Credit: Rachel Ray
Originally from March 2013 on my old blog
I served these with Pan-Roasted Pork Chops with Crispy Prosciutto and Roasted Red Grapes with Pan Sauce, which is also posted on my blog.
~1 pound green beans, trimmed and washed
~1 (2-ounce) bag sliced almonds (Rachael Ray claimed you could find them in the baking isle, but I didn’t find anything like that. There was only a big, 10 ounce bag. I just bought the whole thing and saved the rest for other uses).
~½ lemon, juiced and zested
~1 tablespoon butter
~Salt and pepper
In a medium pan, toast almonds over medium heat. This will take around 3 minutes or so. Keep watching the almonds and moving them around: they’re easy to burn! Once they have some color on them and you can smell them, they’re done.

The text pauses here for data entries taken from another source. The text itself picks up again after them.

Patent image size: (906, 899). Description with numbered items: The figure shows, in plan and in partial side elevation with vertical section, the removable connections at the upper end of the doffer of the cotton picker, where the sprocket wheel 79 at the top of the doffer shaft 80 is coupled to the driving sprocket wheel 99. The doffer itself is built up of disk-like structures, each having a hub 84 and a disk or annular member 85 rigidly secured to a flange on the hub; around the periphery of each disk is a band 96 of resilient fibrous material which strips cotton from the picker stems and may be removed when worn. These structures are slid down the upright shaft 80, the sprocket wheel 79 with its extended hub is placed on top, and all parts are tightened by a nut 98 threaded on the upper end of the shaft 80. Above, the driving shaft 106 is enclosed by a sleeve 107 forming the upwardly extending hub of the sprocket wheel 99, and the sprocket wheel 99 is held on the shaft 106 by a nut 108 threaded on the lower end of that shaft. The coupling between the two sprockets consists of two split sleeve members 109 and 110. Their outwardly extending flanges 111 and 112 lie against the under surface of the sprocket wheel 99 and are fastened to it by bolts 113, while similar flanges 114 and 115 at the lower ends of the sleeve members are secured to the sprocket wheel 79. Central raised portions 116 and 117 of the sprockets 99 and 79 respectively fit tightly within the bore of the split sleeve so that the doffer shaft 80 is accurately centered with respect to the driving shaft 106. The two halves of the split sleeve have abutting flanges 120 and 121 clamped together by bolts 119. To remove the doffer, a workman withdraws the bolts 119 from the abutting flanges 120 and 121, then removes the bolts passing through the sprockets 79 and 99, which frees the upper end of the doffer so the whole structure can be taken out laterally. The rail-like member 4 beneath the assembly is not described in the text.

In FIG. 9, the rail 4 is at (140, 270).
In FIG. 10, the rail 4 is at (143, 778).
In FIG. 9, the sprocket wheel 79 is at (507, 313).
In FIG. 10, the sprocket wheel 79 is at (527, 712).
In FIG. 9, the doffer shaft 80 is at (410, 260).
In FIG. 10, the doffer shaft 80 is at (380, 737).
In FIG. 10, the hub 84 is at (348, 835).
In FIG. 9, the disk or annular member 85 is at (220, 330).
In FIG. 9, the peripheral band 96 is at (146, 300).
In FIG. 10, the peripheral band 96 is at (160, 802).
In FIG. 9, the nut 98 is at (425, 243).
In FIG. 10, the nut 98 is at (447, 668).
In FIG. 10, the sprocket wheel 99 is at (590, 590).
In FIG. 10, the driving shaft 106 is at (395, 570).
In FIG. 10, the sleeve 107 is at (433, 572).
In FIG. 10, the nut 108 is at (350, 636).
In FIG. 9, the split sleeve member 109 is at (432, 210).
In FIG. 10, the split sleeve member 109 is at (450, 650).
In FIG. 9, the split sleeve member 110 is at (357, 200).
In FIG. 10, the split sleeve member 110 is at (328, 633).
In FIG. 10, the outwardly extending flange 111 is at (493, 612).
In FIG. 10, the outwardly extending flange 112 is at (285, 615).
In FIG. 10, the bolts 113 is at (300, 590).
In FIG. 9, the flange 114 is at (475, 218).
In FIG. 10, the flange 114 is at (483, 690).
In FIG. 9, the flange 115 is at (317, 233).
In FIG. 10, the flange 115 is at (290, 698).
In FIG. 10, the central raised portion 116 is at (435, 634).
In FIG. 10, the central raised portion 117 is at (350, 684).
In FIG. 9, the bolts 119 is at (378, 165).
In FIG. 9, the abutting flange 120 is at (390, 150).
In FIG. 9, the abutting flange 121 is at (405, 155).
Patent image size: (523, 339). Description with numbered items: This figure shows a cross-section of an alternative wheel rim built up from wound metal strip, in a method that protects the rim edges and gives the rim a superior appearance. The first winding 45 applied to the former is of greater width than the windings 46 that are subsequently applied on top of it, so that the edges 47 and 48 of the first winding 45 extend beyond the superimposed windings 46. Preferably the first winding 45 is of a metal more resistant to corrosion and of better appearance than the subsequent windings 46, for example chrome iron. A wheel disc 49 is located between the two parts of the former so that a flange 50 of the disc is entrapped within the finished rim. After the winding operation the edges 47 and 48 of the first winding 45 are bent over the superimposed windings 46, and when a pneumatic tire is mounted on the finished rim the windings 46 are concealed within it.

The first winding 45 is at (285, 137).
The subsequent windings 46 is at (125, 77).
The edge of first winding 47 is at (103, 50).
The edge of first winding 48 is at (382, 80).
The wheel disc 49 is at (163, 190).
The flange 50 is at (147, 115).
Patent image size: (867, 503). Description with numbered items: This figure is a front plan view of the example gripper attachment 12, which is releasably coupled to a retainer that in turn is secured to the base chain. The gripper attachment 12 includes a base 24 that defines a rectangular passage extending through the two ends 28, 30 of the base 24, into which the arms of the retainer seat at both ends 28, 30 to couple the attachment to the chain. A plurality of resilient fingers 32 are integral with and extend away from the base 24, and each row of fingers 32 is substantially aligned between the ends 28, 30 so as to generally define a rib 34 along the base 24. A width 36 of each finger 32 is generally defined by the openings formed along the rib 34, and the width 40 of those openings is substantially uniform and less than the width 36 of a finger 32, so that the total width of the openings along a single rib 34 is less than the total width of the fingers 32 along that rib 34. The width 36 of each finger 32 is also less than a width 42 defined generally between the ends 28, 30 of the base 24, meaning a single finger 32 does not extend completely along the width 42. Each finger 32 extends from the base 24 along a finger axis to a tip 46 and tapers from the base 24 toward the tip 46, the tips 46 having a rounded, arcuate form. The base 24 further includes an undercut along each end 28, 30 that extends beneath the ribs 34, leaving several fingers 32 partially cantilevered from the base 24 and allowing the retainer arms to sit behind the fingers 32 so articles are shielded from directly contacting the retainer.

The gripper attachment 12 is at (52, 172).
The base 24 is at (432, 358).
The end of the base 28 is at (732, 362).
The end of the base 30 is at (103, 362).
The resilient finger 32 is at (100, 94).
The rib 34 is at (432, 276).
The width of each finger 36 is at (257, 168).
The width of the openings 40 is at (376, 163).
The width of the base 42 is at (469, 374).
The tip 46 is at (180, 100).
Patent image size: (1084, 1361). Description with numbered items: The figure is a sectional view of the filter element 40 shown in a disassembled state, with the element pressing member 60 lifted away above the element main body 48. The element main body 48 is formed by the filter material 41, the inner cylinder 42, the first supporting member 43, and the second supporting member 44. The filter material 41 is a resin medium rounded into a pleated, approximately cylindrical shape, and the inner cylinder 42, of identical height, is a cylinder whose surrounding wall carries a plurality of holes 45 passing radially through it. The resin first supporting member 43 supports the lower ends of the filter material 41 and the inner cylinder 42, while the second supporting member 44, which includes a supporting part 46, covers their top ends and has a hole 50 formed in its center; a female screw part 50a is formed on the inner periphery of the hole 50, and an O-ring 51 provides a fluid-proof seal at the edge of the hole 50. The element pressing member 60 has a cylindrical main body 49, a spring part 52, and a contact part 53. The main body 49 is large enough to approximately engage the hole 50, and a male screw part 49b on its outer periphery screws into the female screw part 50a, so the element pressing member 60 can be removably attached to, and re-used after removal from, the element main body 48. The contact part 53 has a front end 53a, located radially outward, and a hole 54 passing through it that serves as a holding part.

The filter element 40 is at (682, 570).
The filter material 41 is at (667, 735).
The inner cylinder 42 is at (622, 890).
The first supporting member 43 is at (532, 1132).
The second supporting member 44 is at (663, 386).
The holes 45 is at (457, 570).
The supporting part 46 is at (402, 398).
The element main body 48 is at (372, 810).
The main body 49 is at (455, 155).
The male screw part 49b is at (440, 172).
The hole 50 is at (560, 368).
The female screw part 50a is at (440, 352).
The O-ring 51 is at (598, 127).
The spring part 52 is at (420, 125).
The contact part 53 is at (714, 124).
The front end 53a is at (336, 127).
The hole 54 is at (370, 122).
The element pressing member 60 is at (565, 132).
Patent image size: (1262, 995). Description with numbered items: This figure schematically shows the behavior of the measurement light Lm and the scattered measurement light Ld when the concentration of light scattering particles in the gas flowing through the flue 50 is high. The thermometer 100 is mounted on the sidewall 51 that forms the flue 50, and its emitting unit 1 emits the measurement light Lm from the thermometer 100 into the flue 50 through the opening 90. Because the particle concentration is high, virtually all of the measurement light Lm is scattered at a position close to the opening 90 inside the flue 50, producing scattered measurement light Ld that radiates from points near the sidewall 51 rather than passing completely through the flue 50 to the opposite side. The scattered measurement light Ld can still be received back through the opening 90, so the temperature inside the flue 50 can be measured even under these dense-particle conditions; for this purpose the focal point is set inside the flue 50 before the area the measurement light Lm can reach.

You can either boil or steam the green beans. I prefer to steam them: it preserves the nutrients, and it’s much easier. Either way: cook the green beans al dente; they should be crisp and bright green, not mushy and dark.
Drain the beans. Melt the butter in a saute pan over medium heat. Add lemon juice and zest, then beans. Coat the beans evenly with the butter. Season with salt and pepper and transfer to a serving plate. Top with the almonds and serve.